Volunteer Recruitment is down

  • 30 Oct 2017 1:56 PM
    Message # 5454551
    Carol Biagini (Administrator)

    Looking to see if my colleagues are experiencing a downward trend in volunteer recruitment?  Laws changed regarding earnings (see below).  Now that those who reach Social Security retirement age can collect Social Security and remain in the workforce.

    "Retirees who turn 66 in 2015 can earn $41,880 before one benefit dollar is withheld for each $3 earned above the limit. However, after you reach your full retirement age, there is no limit on earnings, and Social Security payments are recalculated to factor in the temporarily withheld benefits. "If you are 66 or older, now you can work full time and collect Social Security benefits," Palmer says. "It's meant to put much more emphases on work incentives for people to both be able to collect Social Security and still be able to work at least part time."

    Your insight is most appreciated.

  • 31 Oct 2017 9:31 AM
    Reply # 5466329 on 5454551

    Yes, we are also noticing a downward trend in volunteers signing up.  Our baby boomers are in the "sandwich generation" - keeping grandkids, taking care of elder parents and sometimes both!  We have had some volunteers quit and go back to work (on some occasions, our hospital has hired them!).  Also, we are having more volunteers coming in that "don't want a permanent schedule" they want to come and go as they please.  The majority of our areas are not designed that way, but a few are. 

  • 31 Oct 2017 9:42 AM
    Reply # 5466445 on 5454551

    I'm living proof that we are working!  I have been collecting full SS for the past 10 years.  Yipee!!

    Seriously though, our prospective volunteers are looking for work.  They are mostly women in their sixties who either never worked or are out of work.  The fifty year olds are a two salary family.  How else do they get to do everything they want or need?  The question is...what can we do and how do we change to accommodate the younger generation of volunteers?

  • 06 Nov 2017 4:07 PM
    Reply # 5565480 on 5454551

    Our numbers are down here at Floyd Medical Center in GA.  People who have retired are traveling or keeping grandchildren.   Everyone else is working or looking for work.   

  • 07 Nov 2017 10:49 AM
    Reply # 5574103 on 5454551

    I have been thinking about this a good bit.  Our numbers are down less than 1% for this year over last right now.  My question is are people not interested, or is it because of lifestyle changes our model is out of date.

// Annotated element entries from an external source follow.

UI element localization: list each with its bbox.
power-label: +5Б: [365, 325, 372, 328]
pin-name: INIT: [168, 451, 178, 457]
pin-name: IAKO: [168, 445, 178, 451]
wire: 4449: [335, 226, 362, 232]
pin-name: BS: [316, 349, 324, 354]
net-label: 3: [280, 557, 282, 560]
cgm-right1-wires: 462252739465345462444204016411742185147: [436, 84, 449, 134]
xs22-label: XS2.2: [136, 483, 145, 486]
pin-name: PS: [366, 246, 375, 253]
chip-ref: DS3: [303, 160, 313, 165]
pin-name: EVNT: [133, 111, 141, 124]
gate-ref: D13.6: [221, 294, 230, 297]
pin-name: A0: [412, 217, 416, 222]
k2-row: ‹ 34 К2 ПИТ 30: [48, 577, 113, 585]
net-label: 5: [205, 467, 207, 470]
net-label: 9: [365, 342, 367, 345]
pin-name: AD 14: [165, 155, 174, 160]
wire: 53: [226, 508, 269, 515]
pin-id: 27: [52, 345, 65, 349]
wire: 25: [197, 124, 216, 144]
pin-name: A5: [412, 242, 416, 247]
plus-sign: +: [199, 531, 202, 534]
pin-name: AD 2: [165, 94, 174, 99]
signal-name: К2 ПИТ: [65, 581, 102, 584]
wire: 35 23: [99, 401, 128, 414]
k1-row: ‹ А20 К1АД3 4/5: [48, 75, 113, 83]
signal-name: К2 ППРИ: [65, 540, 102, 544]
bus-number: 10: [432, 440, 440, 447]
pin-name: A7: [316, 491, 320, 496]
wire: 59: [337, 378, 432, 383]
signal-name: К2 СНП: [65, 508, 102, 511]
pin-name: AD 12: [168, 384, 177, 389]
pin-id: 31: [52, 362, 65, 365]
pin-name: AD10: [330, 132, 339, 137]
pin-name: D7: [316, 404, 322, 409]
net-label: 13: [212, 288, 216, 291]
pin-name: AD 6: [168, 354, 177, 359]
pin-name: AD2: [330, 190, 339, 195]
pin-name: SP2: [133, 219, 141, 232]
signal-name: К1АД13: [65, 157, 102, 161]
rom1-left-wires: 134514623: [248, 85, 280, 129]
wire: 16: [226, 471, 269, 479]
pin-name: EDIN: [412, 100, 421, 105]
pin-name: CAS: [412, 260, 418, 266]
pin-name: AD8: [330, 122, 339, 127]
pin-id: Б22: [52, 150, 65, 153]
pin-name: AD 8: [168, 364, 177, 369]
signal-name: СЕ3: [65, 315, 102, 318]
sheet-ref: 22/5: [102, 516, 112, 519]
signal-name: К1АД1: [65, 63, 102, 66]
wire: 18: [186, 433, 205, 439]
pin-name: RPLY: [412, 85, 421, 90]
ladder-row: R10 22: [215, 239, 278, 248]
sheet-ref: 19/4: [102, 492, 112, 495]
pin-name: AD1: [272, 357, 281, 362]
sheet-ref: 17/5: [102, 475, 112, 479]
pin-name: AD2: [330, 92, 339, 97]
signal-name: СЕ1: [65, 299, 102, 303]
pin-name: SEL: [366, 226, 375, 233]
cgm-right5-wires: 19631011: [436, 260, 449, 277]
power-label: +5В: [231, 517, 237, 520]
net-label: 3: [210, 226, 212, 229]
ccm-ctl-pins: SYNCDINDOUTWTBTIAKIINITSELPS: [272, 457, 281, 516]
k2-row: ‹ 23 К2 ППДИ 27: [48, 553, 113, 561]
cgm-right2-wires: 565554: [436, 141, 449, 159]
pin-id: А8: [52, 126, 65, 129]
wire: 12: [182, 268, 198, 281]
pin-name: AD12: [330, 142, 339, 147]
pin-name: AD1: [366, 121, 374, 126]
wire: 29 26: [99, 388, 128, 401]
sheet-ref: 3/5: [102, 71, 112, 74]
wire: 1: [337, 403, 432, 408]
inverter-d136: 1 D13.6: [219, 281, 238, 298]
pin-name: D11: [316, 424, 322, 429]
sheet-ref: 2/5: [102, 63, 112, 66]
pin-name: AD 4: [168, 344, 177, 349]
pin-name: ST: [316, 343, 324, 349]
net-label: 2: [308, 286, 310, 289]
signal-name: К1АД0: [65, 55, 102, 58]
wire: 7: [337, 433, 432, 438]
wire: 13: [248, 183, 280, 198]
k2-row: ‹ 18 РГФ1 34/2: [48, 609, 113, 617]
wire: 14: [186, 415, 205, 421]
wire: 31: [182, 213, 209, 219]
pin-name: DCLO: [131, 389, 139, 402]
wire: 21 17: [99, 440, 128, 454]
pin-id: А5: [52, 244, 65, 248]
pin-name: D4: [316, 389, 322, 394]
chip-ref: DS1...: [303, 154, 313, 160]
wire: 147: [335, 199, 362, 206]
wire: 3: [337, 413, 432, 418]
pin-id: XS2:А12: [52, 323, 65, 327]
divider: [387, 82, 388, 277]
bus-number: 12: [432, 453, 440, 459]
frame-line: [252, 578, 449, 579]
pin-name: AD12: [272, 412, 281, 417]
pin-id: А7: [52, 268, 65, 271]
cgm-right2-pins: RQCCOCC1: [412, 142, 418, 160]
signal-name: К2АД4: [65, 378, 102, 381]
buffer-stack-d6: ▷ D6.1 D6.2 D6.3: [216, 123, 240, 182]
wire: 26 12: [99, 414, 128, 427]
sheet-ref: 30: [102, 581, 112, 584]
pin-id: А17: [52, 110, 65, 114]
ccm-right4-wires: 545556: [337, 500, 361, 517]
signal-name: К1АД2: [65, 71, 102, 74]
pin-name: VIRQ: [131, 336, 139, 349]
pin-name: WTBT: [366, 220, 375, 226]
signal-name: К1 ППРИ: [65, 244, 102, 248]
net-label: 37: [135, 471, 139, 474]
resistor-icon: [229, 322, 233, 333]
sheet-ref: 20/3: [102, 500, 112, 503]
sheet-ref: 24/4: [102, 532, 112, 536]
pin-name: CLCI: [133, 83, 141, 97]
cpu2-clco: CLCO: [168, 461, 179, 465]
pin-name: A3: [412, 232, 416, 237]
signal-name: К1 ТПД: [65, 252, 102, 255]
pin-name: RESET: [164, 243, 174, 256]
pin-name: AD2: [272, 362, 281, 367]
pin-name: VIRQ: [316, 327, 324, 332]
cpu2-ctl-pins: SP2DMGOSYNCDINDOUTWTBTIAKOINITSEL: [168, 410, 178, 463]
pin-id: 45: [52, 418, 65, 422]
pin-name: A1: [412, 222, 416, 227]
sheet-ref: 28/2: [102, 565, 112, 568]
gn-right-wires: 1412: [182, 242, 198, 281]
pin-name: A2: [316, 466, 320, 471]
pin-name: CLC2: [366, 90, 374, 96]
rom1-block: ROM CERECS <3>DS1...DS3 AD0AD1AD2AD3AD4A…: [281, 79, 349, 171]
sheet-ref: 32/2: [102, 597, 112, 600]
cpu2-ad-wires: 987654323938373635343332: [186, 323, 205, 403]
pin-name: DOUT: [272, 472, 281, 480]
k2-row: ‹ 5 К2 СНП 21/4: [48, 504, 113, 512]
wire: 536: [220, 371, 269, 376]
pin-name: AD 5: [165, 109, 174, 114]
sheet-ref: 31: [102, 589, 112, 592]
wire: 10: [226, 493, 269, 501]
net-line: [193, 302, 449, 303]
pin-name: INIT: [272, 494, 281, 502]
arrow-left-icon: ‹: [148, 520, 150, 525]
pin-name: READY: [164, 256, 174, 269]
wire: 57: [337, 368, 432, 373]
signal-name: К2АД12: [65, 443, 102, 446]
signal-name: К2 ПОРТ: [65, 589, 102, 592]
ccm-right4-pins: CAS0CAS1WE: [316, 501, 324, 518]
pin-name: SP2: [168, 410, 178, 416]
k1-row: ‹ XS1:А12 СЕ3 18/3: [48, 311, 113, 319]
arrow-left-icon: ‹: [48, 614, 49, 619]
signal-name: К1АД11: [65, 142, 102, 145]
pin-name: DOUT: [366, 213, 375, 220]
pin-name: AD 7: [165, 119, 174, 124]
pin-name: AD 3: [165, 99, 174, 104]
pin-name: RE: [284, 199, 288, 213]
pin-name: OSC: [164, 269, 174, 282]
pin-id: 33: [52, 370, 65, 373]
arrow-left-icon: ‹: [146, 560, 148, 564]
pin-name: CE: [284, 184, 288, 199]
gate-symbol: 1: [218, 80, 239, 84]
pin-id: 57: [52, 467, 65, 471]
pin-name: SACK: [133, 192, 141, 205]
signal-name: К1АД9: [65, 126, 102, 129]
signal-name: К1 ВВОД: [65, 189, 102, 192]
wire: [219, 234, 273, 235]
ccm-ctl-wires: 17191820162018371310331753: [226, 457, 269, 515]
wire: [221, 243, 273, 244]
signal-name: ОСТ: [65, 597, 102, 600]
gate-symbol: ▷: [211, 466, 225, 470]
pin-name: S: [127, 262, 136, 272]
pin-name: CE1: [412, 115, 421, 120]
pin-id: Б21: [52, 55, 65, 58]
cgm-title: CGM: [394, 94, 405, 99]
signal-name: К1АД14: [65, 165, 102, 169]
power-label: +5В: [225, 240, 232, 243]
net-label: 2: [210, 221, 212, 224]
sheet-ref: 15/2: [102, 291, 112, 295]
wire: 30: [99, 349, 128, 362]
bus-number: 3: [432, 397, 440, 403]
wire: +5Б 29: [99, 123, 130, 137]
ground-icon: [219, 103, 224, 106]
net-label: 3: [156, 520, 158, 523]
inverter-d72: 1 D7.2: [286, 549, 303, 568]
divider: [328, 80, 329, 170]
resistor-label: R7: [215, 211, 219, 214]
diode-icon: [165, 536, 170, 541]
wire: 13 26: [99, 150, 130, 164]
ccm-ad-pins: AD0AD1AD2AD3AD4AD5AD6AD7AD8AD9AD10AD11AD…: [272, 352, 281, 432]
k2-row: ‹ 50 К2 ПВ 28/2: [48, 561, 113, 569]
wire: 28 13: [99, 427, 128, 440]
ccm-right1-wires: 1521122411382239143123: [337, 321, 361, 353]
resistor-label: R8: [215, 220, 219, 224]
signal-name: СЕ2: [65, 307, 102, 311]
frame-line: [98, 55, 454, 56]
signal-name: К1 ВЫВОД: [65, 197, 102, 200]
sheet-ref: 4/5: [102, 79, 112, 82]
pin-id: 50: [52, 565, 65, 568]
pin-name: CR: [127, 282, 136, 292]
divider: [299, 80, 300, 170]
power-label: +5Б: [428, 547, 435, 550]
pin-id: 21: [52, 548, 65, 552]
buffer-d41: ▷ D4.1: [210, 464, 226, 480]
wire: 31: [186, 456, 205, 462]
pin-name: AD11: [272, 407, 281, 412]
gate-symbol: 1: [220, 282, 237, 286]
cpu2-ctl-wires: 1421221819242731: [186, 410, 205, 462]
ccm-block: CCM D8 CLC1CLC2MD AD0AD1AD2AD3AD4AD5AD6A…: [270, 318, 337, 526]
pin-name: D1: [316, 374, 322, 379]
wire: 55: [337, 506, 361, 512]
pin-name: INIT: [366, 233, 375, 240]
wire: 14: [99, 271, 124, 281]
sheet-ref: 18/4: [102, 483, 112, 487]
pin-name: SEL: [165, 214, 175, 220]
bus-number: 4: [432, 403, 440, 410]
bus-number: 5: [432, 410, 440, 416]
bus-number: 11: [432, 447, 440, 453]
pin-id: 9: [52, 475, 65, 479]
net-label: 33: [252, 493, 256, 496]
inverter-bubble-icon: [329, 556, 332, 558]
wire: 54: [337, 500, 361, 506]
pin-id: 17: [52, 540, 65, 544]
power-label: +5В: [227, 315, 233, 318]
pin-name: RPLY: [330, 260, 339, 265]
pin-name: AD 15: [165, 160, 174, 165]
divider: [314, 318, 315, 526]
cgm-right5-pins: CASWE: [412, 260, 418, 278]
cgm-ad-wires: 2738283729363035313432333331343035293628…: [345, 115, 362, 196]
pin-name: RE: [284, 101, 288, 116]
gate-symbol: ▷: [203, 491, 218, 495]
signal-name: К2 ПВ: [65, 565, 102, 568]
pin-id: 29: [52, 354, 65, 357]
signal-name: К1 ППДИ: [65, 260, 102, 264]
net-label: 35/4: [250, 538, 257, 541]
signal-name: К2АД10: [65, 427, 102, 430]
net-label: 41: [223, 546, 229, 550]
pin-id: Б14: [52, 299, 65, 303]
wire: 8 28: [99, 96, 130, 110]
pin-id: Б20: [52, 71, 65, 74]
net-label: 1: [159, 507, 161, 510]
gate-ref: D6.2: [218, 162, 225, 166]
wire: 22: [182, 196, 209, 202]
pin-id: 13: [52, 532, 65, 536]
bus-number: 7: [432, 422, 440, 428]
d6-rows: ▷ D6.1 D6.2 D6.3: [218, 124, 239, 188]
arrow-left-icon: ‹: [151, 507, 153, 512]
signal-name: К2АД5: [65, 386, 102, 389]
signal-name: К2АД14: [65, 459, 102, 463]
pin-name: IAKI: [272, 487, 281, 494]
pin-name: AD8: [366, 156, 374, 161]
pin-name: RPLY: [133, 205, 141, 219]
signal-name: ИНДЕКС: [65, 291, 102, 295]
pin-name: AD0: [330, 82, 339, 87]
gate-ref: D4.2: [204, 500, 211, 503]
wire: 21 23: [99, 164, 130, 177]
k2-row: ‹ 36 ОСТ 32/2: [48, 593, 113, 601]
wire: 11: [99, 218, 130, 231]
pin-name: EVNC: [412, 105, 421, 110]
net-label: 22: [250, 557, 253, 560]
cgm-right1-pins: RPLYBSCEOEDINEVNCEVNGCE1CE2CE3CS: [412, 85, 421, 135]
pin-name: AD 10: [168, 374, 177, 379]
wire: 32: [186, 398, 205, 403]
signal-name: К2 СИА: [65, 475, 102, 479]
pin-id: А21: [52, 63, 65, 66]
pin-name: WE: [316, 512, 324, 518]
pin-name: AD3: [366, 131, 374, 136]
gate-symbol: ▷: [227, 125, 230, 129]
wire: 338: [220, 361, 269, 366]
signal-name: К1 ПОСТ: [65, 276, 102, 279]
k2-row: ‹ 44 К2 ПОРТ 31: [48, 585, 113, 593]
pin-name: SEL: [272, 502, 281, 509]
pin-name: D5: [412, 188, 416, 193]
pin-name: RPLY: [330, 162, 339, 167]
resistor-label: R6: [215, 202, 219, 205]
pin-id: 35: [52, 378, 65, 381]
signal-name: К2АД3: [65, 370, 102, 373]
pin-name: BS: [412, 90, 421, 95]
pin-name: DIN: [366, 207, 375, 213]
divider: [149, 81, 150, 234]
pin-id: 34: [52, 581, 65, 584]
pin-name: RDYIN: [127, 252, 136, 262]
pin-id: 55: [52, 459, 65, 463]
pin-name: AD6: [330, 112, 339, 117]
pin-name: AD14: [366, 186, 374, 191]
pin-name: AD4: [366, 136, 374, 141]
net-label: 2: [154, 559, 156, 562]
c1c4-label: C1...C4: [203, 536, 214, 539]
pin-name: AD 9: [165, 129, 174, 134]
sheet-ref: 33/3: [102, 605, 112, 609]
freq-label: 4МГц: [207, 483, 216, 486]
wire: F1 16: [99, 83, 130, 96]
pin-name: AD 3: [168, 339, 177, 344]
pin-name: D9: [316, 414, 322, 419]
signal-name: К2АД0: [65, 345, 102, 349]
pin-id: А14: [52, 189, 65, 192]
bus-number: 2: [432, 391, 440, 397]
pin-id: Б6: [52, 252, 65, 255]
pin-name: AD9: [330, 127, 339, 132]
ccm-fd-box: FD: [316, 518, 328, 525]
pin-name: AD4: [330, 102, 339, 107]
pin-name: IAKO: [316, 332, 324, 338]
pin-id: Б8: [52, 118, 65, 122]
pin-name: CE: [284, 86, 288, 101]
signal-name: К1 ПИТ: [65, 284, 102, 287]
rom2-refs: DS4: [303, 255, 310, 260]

    Seems everyone's life is more hectic now than it has ever been.  Many of those in the traditional volunteer age are either taking care of elderly parents or raising grandchildren as their own.

    So maybe it is our model of expecting someone to commit to 3/4 hours on the same day of the week for a period of time that is the issue.  While we haven't taken action yet, it might be more about you are now trained to do this task for us, here is the schedule, you can sign yourself up to come in whenever there is an opening and you are available.

    This would be a huge undertaking of retraining our way of thinking, retraining the departments who use volunteers and volunteers themselves.  It truly throws the concept that most of us use on edge.

    Some of us are allowing some self scheduling now, but not to this extent.



  • 07 Nov 2017 10:57 AM
    Reply # 5574110 on 5454551

    We're located in a market area where we compete with a major children's hospital as well as other hospitals who have a strong pull because of the hospital's brand. As a result, our volunteers have traditionally not been the traditional volunteer because we've tried to focus on matching the volunteer recruited to the brand and service line.

    I use senior programs aimed at retraining and education, specialty groups of course colleges/high schools, and also any niche program I can find. 

    We don't look traditional, but we have a steady stream of volunteers.